CUATRO
Era el último rollo de papel de wáter que quedaba en la estantería de aquel Mercadona de zona residencial, y me lancé como un loco a cogerlo, pero alguien había tenido la misma idea idea que yo y apartándome de un empujón se lanzó sobre el “tesoro” y lo apretó entre sus brazos. Era una mujer, de unos 40 años, con el pelo de mechas y con unos ojos claros que me miraban desafiantes, como si fuera una loca. Vestía informal, catálogo del Mango o del Desigual, o tal vez fuera del Zara, tampoco soy un experto, ya que mi indumentaria estrella son los chándals. Su carro, como el de casi todos iba repleto de víveres, de todos los que yo no había encontrado en las estanterías vacías; el mío, brillaba en la inmensidad con una bolsa de manzanas, dos paquetes de arroz reventados, que entre los dos hacían uno- habría que ver lo que me cobraría la cajera por ellos- y un maltrecho pack de tres latas de atún.
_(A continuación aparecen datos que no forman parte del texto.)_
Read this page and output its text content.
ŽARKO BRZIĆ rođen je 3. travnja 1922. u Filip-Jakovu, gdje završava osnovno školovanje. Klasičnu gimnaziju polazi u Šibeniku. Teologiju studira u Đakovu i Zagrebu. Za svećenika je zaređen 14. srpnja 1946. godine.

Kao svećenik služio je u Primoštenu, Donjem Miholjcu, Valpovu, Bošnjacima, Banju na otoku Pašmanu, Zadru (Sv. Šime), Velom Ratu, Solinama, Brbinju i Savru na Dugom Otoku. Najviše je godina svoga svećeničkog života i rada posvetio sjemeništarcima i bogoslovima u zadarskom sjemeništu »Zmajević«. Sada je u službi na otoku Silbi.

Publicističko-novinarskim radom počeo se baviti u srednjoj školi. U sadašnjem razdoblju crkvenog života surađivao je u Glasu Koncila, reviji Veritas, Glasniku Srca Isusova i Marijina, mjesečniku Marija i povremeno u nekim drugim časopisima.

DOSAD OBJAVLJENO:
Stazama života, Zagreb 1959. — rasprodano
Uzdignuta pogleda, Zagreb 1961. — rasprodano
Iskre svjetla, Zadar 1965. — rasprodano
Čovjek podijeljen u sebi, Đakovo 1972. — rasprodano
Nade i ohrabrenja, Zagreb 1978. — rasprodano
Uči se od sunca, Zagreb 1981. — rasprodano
No sé si le di pena, o que pudo suceder, pero ella me ofreció el rollo. Su semblante cambió, y su actitud de loba se transformó en la más dulce de las miradas.
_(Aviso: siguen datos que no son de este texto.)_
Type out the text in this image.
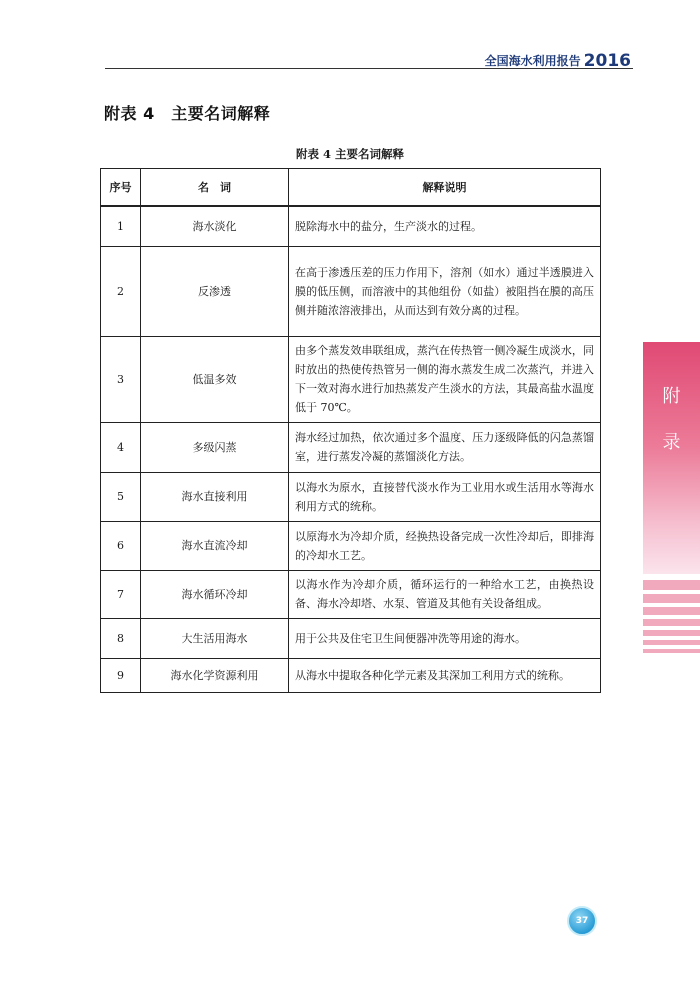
全国海水利用报告 2016
附表 4　主要名词解释
附表 4 主要名词解释
序号	名　词	解释说明
1	海水淡化	脱除海水中的盐分，生产淡水的过程。
2	反渗透	在高于渗透压差的压力作用下，溶剂（如水）通过半透膜进入膜的低压侧，而溶液中的其他组份（如盐）被阻挡在膜的高压侧并随浓溶液排出，从而达到有效分离的过程。
3	低温多效	由多个蒸发效串联组成，蒸汽在传热管一侧冷凝生成淡水，同时放出的热使传热管另一侧的海水蒸发生成二次蒸汽，并进入下一效对海水进行加热蒸发产生淡水的方法，其最高盐水温度低于 70℃。
4	多级闪蒸	海水经过加热，依次通过多个温度、压力逐级降低的闪急蒸馏室，进行蒸发冷凝的蒸馏淡化方法。
5	海水直接利用	以海水为原水，直接替代淡水作为工业用水或生活用水等海水利用方式的统称。
6	海水直流冷却	以原海水为冷却介质，经换热设备完成一次性冷却后，即排海的冷却水工艺。
7	海水循环冷却	以海水作为冷却介质，循环运行的一种给水工艺，由换热设备、海水冷却塔、水泵、管道及其他有关设备组成。
8	大生活用海水	用于公共及住宅卫生间便器冲洗等用途的海水。
9	海水化学资源利用	从海水中提取各种化学元素及其深加工利用方式的统称。
附
录
37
- Podemos compartirlo- dije-. Si vamos a estar confinados…
Ella sonrió y sin darnos cuenta empezamos a hablar. Primero de coronavirus, y luego de nuestras vidas. La cuestión es que nos pasamos los 15 días de confinamiento en su casa, infestándonos de los virus del amor a toda hora que nos lo permitían nuestros cuerpos. Comíamos arroz con pollo y pasta con atún, de forma alterna. De postre manzanas y yogures. También teníamos cerveza, y vino blanco que se acabó al quinto día.
El día que acabó el confinamiento sólo quedaba un trozo de papel higiénico; se lo ofrecí a ella, ante el gesto me dio tal beso que tembló el mundo.